重度の身体障害をもったビルという青年のストーリーです。
彼は、足、腕なく生まれました。
そして、彼の肩には小さな「ひれ」
のような付属物が付いていました。
もちろん、一目見て(誰もが)ビルがどのような
状況にあるか分かりましたが、
一番感動することは、
彼自身からにじみ出ていている光のようなまぶしいエネルギーでした。
彼の目は本当にきらきら輝いていて、ユーモアのセンスを持ち、
力強ささえありました。
テレビ番組の収録された時点では、彼は20代後半。
成功したキャリアを持ち、結婚したばかりでした。
仕事以外でのビルのミッションは、
感情障害や身体障害を持っている若者が、
よりポジテイブな人生の生き方ができる手助けをすること。
多くの自由時間を使って様々なセンターを訪れ、
子供達がチャレンジ(障害)と取り組めるようにと
活動していました。
彼にとって一番重要なメッセージは、
重度の障害を背負っている若者でも、
自分のことを同情する(かわいそうだと思う)
必要はないことを伝えることだそうです。
インタビューの質問に、ビルはこう答えました。
「人生は、誰に対しても、あるユニークな試練が用意されていて、
本当に一生懸命生きるのなら、それにきちんと直面しなければならないんだ。
不利な状況だからといって、
自分をかわいそうに思いながら生きていくこともできる。
もしくは、不利な状況と思われることが例え何であっても、
それに関わらず、幸せにいきようと「誓う」こともできるんだ。
皆がこの選択を持ってる。
そしてその決断によって、人生のクオリティーが決まるんだ。
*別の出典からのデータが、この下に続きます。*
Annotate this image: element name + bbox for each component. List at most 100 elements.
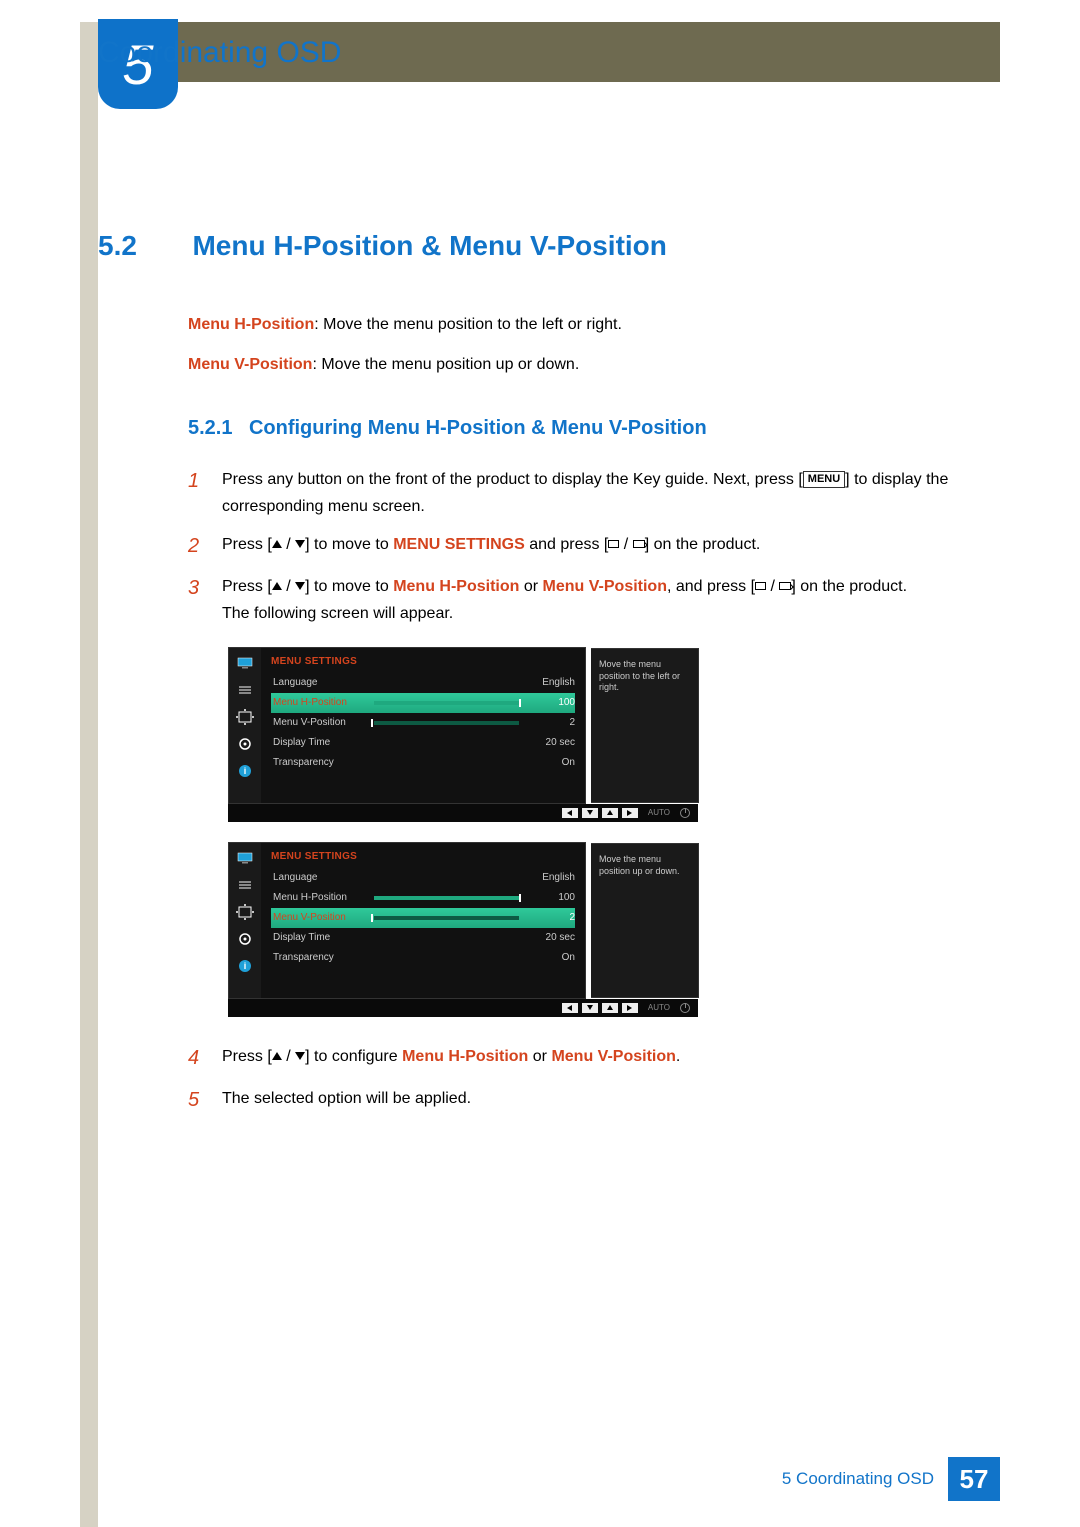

」
私は、彼の話、そして人生に対するポジテイブな
彼の態度に感動しました。
私はただそのテレビ番組を見ていただけですが、
彼がこうして「ここに」存在してくれることに敬意の念を感じました。
と同時に、私の中に恥ずかしいという気持ちもあったのです。
なぜなら、私自身が、自分を解放できない困難に直面すると、
あらゆる言い訳や理由をつけていたからです。
その番組を見ていて、私はまるで裕福な人が
「まだお金がたりない」と不満を言っているような気分になりました。
番組の中で一番感動したのは、ビルが苦しい(不利な)状況におかれているため、
ネガテイブに、また暴力的にしか対応できない障害を持った若者のために
センターで働いているところでした。
ほとんどの子供が、学校の退学処分を受けていたり、深い怒りをもっていました。
番組の中で、ビルがある男の子と話をしているところが放映されました。
その少年は、自分がどれだけ不幸で、どれだけ障害を持っているかという
暗いストーリーを怒りを込めて語っていました。
ビルは、我慢強くその話を聞き、
少年がいう一言一句逃さないように注意を払っていました。
何度かポジテイブなことをふっても、その少年は即座に彼の言葉をさえぎり
「あんたが言うことなんてくだらないよ」と叫ぶのでした。
すると、ビルは怒った少年を見つめて、優しくしかし厳しく次のことを言いました。
「君と私の違いって分かるかい?
僕らどっちを見ても、一目で皆わかるのさ。
僕のほうが君より障害が重度だってこと。」
初めて、少年は反応を示しました。
「そして、もう一つとっても大きな違いはね、
僕は自分のことをかわいそうだと思わないけど、君はそう思っていること。
人間がもつ一番重度な障害はね
自分がそのままで完璧じゃないと思うこと
常に何かが足りないと思うことなんだよ。
生きている限り、
誰もいろんな苦難や悲劇から逃れることなんてできないんだ。
でも、その困難をギフトとして受け入れ持っているものに感謝するか
一生涯、自分が持っていないものに不満をぶつけるかなんだよ。
ぼくは「感謝」すること、幸せを選んだんだ。」
「君は、今からどっちの道を選ぶんだい?」
すると、少年は涙を流し始めました。
ビルは、30秒ほど静かに座って何も言いませんでした。
そして少年に近づいて、こう言いました。
「もし僕に腕があったら、今すぐに君を抱きしめてあげたいよ。
どうかわかって欲しい。君の事を大切に思っているよ。